Regulators, Shmegulators

So how does the nation's sixth-largest banking corporation get away with it, especially when the Federal Trade Commission prohibits unfair and deceptive advertising practices and specifies that "deception occurs when there is a representation or omission that is likely to mislead consumers acting reasonably under the circumstances"? Easy. Banks, unlike most businesses, don't answer to the FTC. They're regulated by any of four federal banking agencies, none of which has the same kind of detailed false advertising standards that the FTC has. They have, well, pretty close to nothing.

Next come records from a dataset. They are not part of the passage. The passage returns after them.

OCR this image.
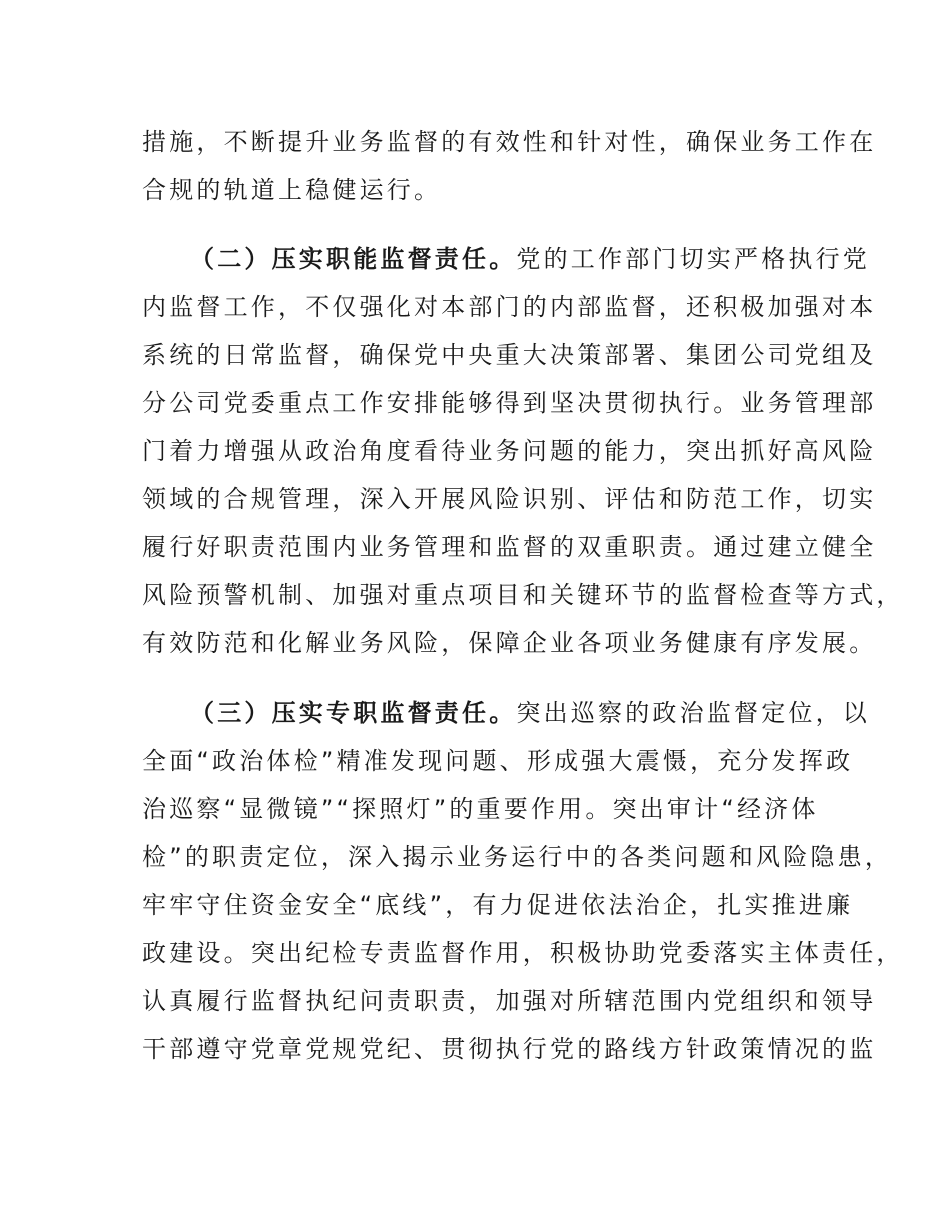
措施，不断提升业务监督的有效性和针对性，确保业务工作在
合规的轨道上稳健运行。
（二）压实职能监督责任。党的工作部门切实严格执行党
内监督工作，不仅强化对本部门的内部监督，还积极加强对本
系统的日常监督，确保党中央重大决策部署、集团公司党组及
分公司党委重点工作安排能够得到坚决贯彻执行。业务管理部
门着力增强从政治角度看待业务问题的能力，突出抓好高风险
领域的合规管理，深入开展风险识别、评估和防范工作，切实
履行好职责范围内业务管理和监督的双重职责。通过建立健全
风险预警机制、加强对重点项目和关键环节的监督检查等方式，
有效防范和化解业务风险，保障企业各项业务健康有序发展。
（三）压实专职监督责任。突出巡察的政治监督定位，以
全面“政治体检”精准发现问题、形成强大震慑，充分发挥政
治巡察“显微镜”“探照灯”的重要作用。突出审计“经济体
检”的职责定位，深入揭示业务运行中的各类问题和风险隐患，
牢牢守住资金安全“底线”，有力促进依法治企，扎实推进廉
政建设。突出纪检专责监督作用，积极协助党委落实主体责任，
认真履行监督执纪问责职责，加强对所辖范围内党组织和领导
干部遵守党章党规党纪、贯彻执行党的路线方针政策情况的监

The Federal Reserve, which by charter has the responsibility for taking the lead on consumer protection issues among the bank regulators, admits as much: "There is no standard for determining if something's unfair or deceptive," says Adrienne Hurt, a managing counsel in the consumer affairs division of the Fed. Though the Fed has the authority to issue regulations and guidelines, they haven't used it to define or specifically prohibit unfair or deceptive advertising practices.

This is not a surprise to people who follow consumer protection issues in the banking industry. "Consumer protection has never been a priority for the bank regulators. In fact, they bend over backwards to protect the banks' interests," says Ed Mierzwinski, consumer program director the U.S. Public Interest Research Group. When it comes to deceptive marketing, he says, "banks are pushing the limits because they know there's no enforcement of the law."